Microsoft’s true new product, a Windows laptop. Perhaps the biggest announcement at yesterday’s event was the Surface Book, Microsoft’s first laptop. The device is equipped with the latest generation of Intel Core processor and an Nvidia GPU with GDDR5 memory. All in all, Microsoft is calling the Surface Book the fastest 13-inch laptop ever made. It also has 12 hours of battery life and a keyboard that is said to be extremely quiet. The display features a pixel density of 267 ppi for very sharp pictures. The Surface Book starts at $US1,499 and became available for pre-order on October 7; prices range up to $US2,699 depending on the configuration of the device.

Here’s how the Surface Book lines up in comparison to its closest competitors:

These specs put the Surface Book in competition with Apple and Google’s laptop fleet of devices including the MacBook Pro, Lenovo laptop, and others.

  • With serious processing power, the Surface Book is supposed to be twice as fast as the 13-inch.
  • The Surface book has battery power that allows the device to operate up to 12 hours after a full charge. That’s compared to the iPad Pro, which only lasts 10 hours.
  • Finally, the 7.7mm thick touch screen — weighing in at 1.6 pounds — is detachable, a feature that makes the Surface Book comparable to a tablet. The machine’s performance downgrades when detached from its base where it stores the GPU.

Both the Surface Pro 4 and the Surface Book are considered ultramobiles, or hybrids of laptops and tablets. This category of ultraportable notebook devices has grown considerably since 2012, reaching around 37 million shipments in 2014, with a projected 63 million shipments this year, according to a recent report from Gartner. The alternatives are outpacing shipments and sales of tablets, a category that has stagnated in recent years.
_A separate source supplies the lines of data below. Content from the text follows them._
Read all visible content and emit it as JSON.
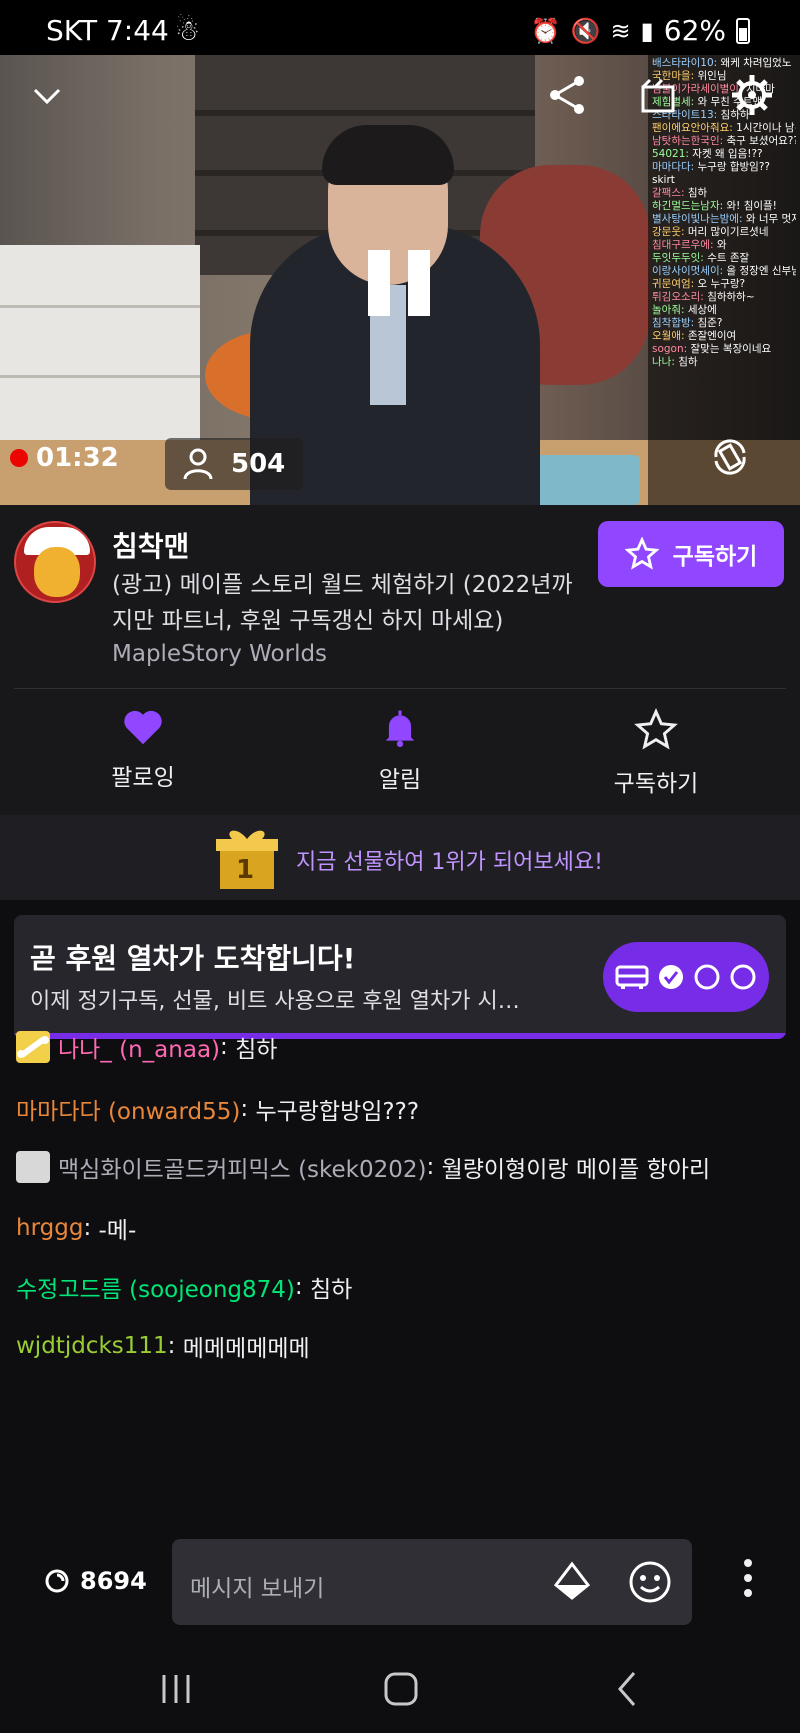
{
  "status_bar": {
    "carrier_time": "SKT 7:44",
    "battery": "62%"
  },
  "video": {
    "live_time": "01:32",
    "viewer_count": "504",
    "overlay_chat": [
      {
        "user": "배스타라이10",
        "text": "왜케 차려입었노"
      },
      {
        "user": "국한마을",
        "text": "위인님"
      },
      {
        "user": "님불이가라세이별이",
        "text": "치마마"
      },
      {
        "user": "제힘별세",
        "text": "와 무친 수트맨"
      },
      {
        "user": "스타라이트13",
        "text": "침하하"
      },
      {
        "user": "팬이에요안아줘요",
        "text": "1시간이나 남~았는데"
      },
      {
        "user": "남탓하는한국인",
        "text": "축구 보셨어요??"
      },
      {
        "user": "54021",
        "text": "자켓 왜 입음!??"
      },
      {
        "user": "마마다다",
        "text": "누구랑 합방임??"
      },
      {
        "user": "",
        "text": "skirt"
      },
      {
        "user": "갈팩스",
        "text": "침하"
      },
      {
        "user": "하긴멀드는남자",
        "text": "와! 침이플!"
      },
      {
        "user": "별사탕이빛나는밤에",
        "text": "와 너무 멋지당!"
      },
      {
        "user": "강문웃",
        "text": "머리 많이기르셧네"
      },
      {
        "user": "침대구르우에",
        "text": "와"
      },
      {
        "user": "두잇두두잇",
        "text": "수트 존잘"
      },
      {
        "user": "이랑사이멋세이",
        "text": "올 정장엔 신부님같네"
      },
      {
        "user": "귀문여엄",
        "text": "오 누구랑?"
      },
      {
        "user": "튀김오소리",
        "text": "침하하하~"
      },
      {
        "user": "놀아줘",
        "text": "세상에"
      },
      {
        "user": "침착합방",
        "text": "침준?"
      },
      {
        "user": "오월애",
        "text": "존잘엔이여"
      },
      {
        "user": "sogon",
        "text": "잘맞는 복장이네요"
      },
      {
        "user": "나나",
        "text": "침하"
      }
    ]
  },
  "channel": {
    "name": "침착맨",
    "title": "(광고) 메이플 스토리 월드 체험하기 (2022년까지만 파트너, 후원 구독갱신 하지 마세요)",
    "title_line1": "(광고) 메이플 스토리 월드 체험하기 (2022년까",
    "title_line2": "지만 파트너, 후원 구독갱신 하지 마세요)",
    "game": "MapleStory Worlds",
    "subscribe_label": "구독하기"
  },
  "actions": {
    "follow_label": "팔로잉",
    "notify_label": "알림",
    "subscribe_label": "구독하기"
  },
  "gift_banner": {
    "rank": "1",
    "text": "지금 선물하여 1위가 되어보세요!"
  },
  "hype_train": {
    "title": "곧 후원 열차가 도착합니다!",
    "description": "이제 정기구독, 선물, 비트 사용으로 후원 열차가 시작됩...",
    "progress_fraction": 1.0
  },
  "chat": [
    {
      "user": "나나_ (n_anaa)",
      "text": "침하",
      "color": "#ff69b4",
      "badge": "bone"
    },
    {
      "user": "마마다다 (onward55)",
      "text": "누구랑합방임???",
      "color": "#e8863a",
      "badge": ""
    },
    {
      "user": "맥심화이트골드커피믹스 (skek0202)",
      "text": "월량이형이랑 메이플 항아리",
      "color": "#adadb8",
      "badge": "any"
    },
    {
      "user": "hrggg",
      "text": "-메-",
      "color": "#e8863a",
      "badge": ""
    },
    {
      "user": "수정고드름 (soojeong874)",
      "text": "침하",
      "color": "#00e676",
      "badge": ""
    },
    {
      "user": "wjdtjdcks111",
      "text": "메메메메메메",
      "color": "#9acd32",
      "badge": ""
    }
  ],
  "input": {
    "points": "8694",
    "placeholder": "메시지 보내기"
  },
  "colors": {
    "accent": "#9147ff",
    "live": "#eb0400",
    "background": "#0e0e10"
  }
}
The category can be divided into premium ultramobiles, or lightweight but high-powered devices like the MacBook Air and the Surface Pro, and other ultramobiles, including hybrid and clamshell devices with a screen size between 10 and 14 inches that have a detachable keyboard and can fold out of the way so the device can function as a tablet. Hybrid devices are expected to claim a larger share of the consumer market while premium ultramobile devices will be more popular in the enterprise. Microsoft has covered its bases in both markets with the introduction of the Surface Pro 4 and Surface Book.
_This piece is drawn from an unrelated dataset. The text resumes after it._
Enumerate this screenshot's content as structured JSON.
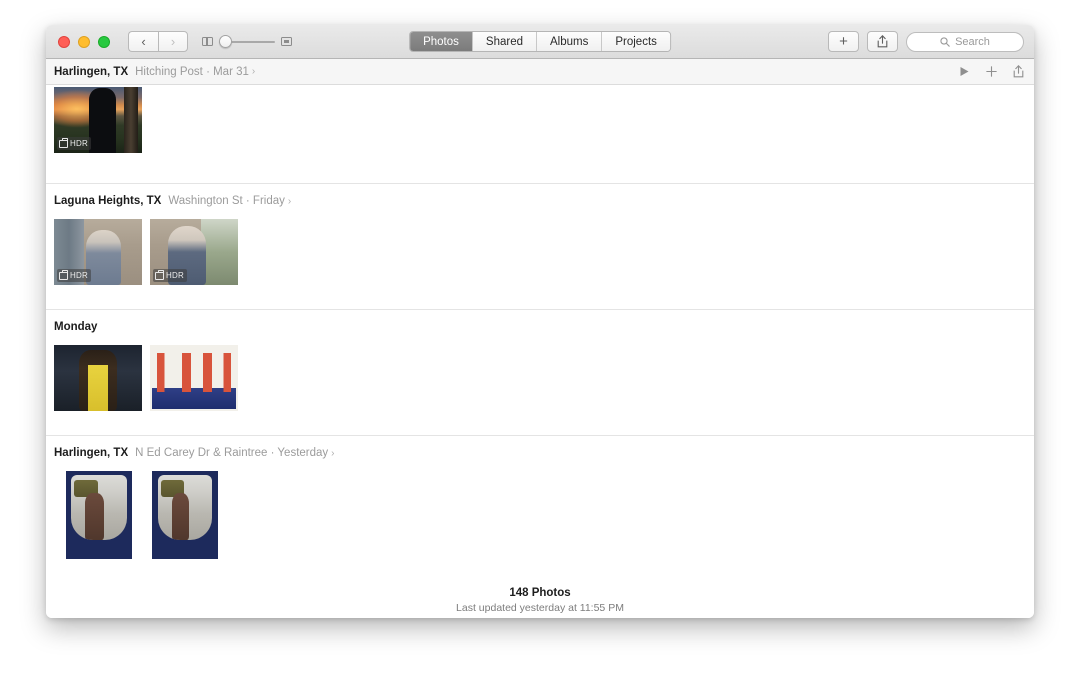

Other announcements out of the event include updates on Microsoft’s Augmented Reality headset, the HoloLens, and the Xbox One gaming console.
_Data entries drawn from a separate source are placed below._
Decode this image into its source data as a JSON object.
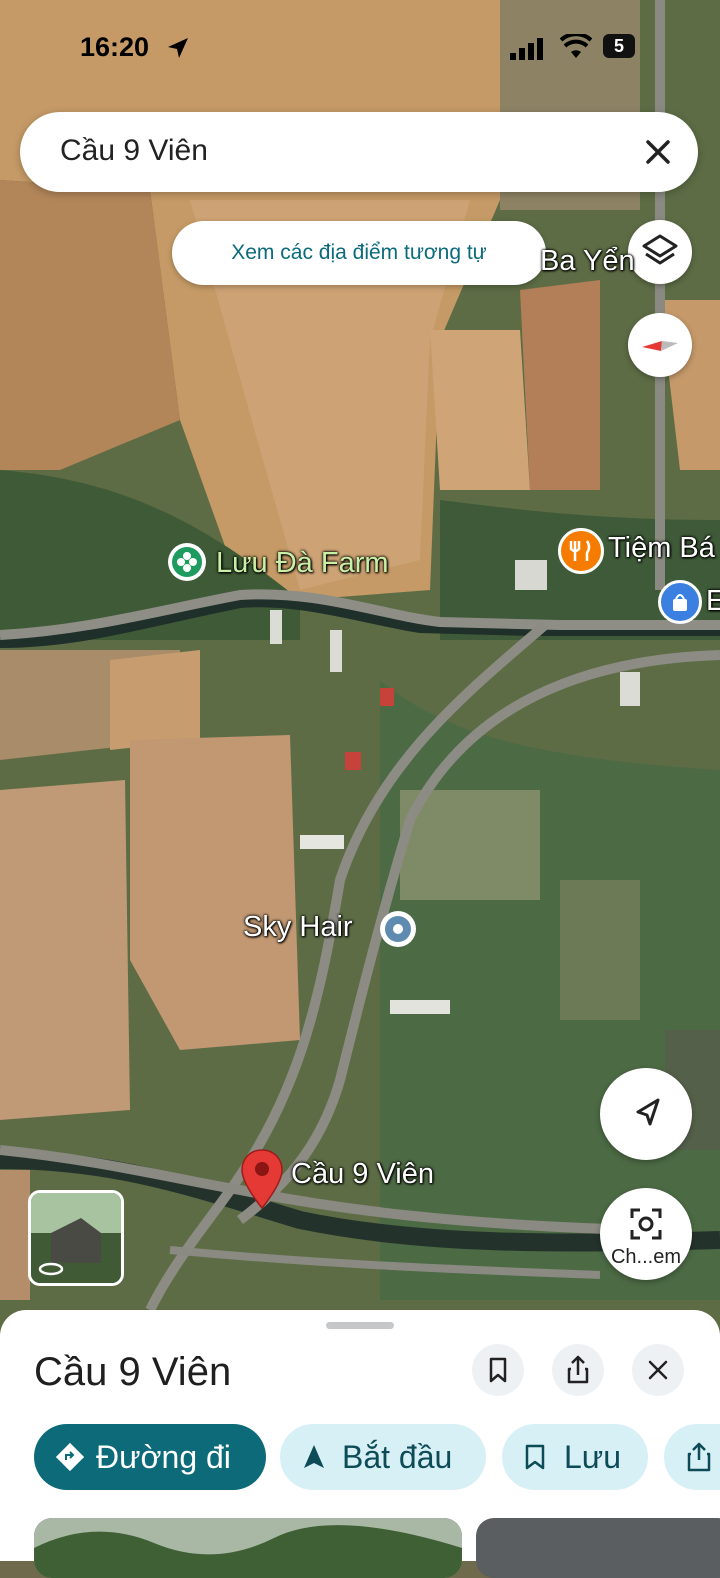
{
  "status_bar": {
    "time": "16:20",
    "battery": "5"
  },
  "search": {
    "query": "Cầu 9 Viên"
  },
  "map": {
    "similar_places_button": "Xem các địa điểm tương tự",
    "labels": {
      "ba_yen": "Ba Yển",
      "luu_da_farm": "Lưu Đà Farm",
      "tiem": "Tiệm Bá",
      "e_cut": "E",
      "sky_hair": "Sky Hair",
      "pin": "Cầu 9 Viên"
    },
    "camera_label": "Ch...em"
  },
  "sheet": {
    "title": "Cầu 9 Viên",
    "chips": {
      "directions": "Đường đi",
      "start": "Bắt đầu",
      "save": "Lưu"
    }
  },
  "colors": {
    "primary": "#0d6a78",
    "chip_secondary": "#d7f0f6",
    "pin": "#e53935"
  }
}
  • HoloLens is now taking applications for Development Kits, which run $US3,000 and will be available in Q1 2016. Microsoft is likely aiming to have the HoloLens ready for the consumer market in Q3 2016, just ahead of the holiday season.
  • All Xbox Ones are being upgraded to Windows 10, which will enable consumers to play their Xbox console games from their Windows 10 PCs. Microsoft also announced an elite controller for Xbox One and Windows 10 PCs that offers ultra precise movement.

These devices are the pinnacle of Microsoft’s comeback efforts to regain hardware market share. The company has already achieved unprecedented success with the software side of its plan; Windows 10 reached 110 million devices within 10 weeks of its release, a feat that took Windows 8 almost a year to achieve. Although the company also announced that Microsoft’s share of devices grew every month since the rollout of Windows 10, it didn’t elaborate to what degree. If Windows 10 momentum can help drive device sales, Microsoft could reemerge as a viable third mobile platform. This holiday season will be the first true test of Microsoft’s comeback efforts, and we’ll provide post-holiday analysis on performance and uptake.